Now, this statement may seem to be somewhat unintelligible: how is the self the friend of the self? How is the self the enemy of the self? And what do you mean by saying that one should raise oneself by the self and one should not lower the self by the self? This means that there is a concept of double self; the self which double: there is the higher self, and there is the lower self in us. Now, this statement is again needs to be studied in the context of two others statements, which have come earlier.

If you open the chapter n°3, and see the verse n°28, there is one phrase: guṇā guṇeṣu vartanta. This one sentence, one phrase is a very important phrase in the context of this particular verse: guṇā guṇeṣu vartanta. Now, the word guṇā is usually used in the term of Prakriti; because the theory is that Prakriti consists of three Gunas: triguṇātmāka prakṛti: the Prakriti is triguṇātmāka, it has got Sattwa, Rajas, and Tamas. So, it simply says that Prakriti is active everywhere, and in this Prakriti, the qualities work among the qualities; the Gunas work among the Gunas; the whole world is nothing but activities of the three Gunas: Sattwa, Rajas, and Tamas. There is nothing more than this in all this Prakriti: this would be one of the meanings of this statement.

Now, this seems to be further re-affirmed in the same chapter, when you come to verse n°33. There, there is a full sentence:

prakṛtiṁ yānti bhūtāni nigrahaḥ kiṁ kariṣyati || (III, 33)

All the creatures are ruled by Prakriti; nigrahaḥ kiṁ kariṣyati, suppression: of what avail the suppression be? nigrahaḥ kiṁ kariṣyati, everything is moved by Prakriti, this whole movement of suppression, how will it be of any use? Elsewhere it is also said that even the Jnani gets impelled by the speed of the Gunas, of the Prakriti.

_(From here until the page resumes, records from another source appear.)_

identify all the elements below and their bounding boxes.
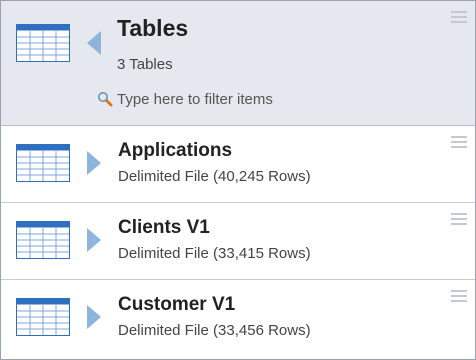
search-icon xyxy=(98,92,113,107)
tables-header: Tables 3 Tables xyxy=(1,1,475,126)
table-name: Clients V1 xyxy=(118,217,210,238)
table-icon xyxy=(16,24,70,62)
table-details: Delimited File (40,245 Rows) xyxy=(118,168,311,185)
table-icon xyxy=(16,221,70,259)
table-name: Applications xyxy=(118,140,233,161)
expand-arrow-icon[interactable] xyxy=(87,151,101,175)
filter-input[interactable] xyxy=(117,88,417,110)
table-count: 3 Tables xyxy=(117,56,173,73)
table-name: Customer V1 xyxy=(118,294,236,315)
list-item[interactable]: Applications Delimited File (40,245 Rows… xyxy=(1,126,475,203)
expand-arrow-icon[interactable] xyxy=(87,305,101,329)
table-icon xyxy=(16,298,70,336)
menu-icon[interactable] xyxy=(451,11,467,25)
collapse-arrow-icon[interactable] xyxy=(87,31,101,55)
menu-icon[interactable] xyxy=(451,213,467,227)
expand-arrow-icon[interactable] xyxy=(87,228,101,252)
menu-icon[interactable] xyxy=(451,290,467,304)
panel-title: Tables xyxy=(117,15,189,41)
menu-icon[interactable] xyxy=(451,136,467,150)
table-details: Delimited File (33,456 Rows) xyxy=(118,322,311,339)
table-icon xyxy=(16,144,70,182)
table-details: Delimited File (33,415 Rows) xyxy=(118,245,311,262)
list-item[interactable]: Clients V1 Delimited File (33,415 Rows) xyxy=(1,203,475,280)
tables-panel: Tables 3 Tables Applications Deli xyxy=(0,0,476,360)
list-item[interactable]: Customer V1 Delimited File (33,456 Rows) xyxy=(1,280,475,359)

Now if you read the Bhagavad Gita only in the light of these two or three statements, then, this statement coming in chapter n°6 may seem to be a contradiction. If Prakriti alone is active, and any movement of control is of no avail, then the question is: how is one to raise oneself by oneself? Because raising oneself implies control, implies doing something other than what Prakriti wants us to do, and going beyond it. If you want to raise yourself, then, whatever is happening by the force of Prakriti, you have to raise it. So, it may seem that if the Bhagavad Gita says:

prakṛtiṁ yānti bhūtāni nigrahaḥ kiṁ kariṣyati, and if this is the ultimate statement of the Bhagavad Gita, then this may be unacceptable; and there may be a contradiction between the two. And that is why some people who don’t read the Bhagavad Gita as a whole, they say that Bhagavad Gita has some inner contradictions: once you state this and then now you state this! But the Bhagavad Gita has to be studied as a whole; and this is what we have to repeat again and again. The Bhagavad Gita is an exposition of a teaching, which is very large, and it is and exposition which is done step by step.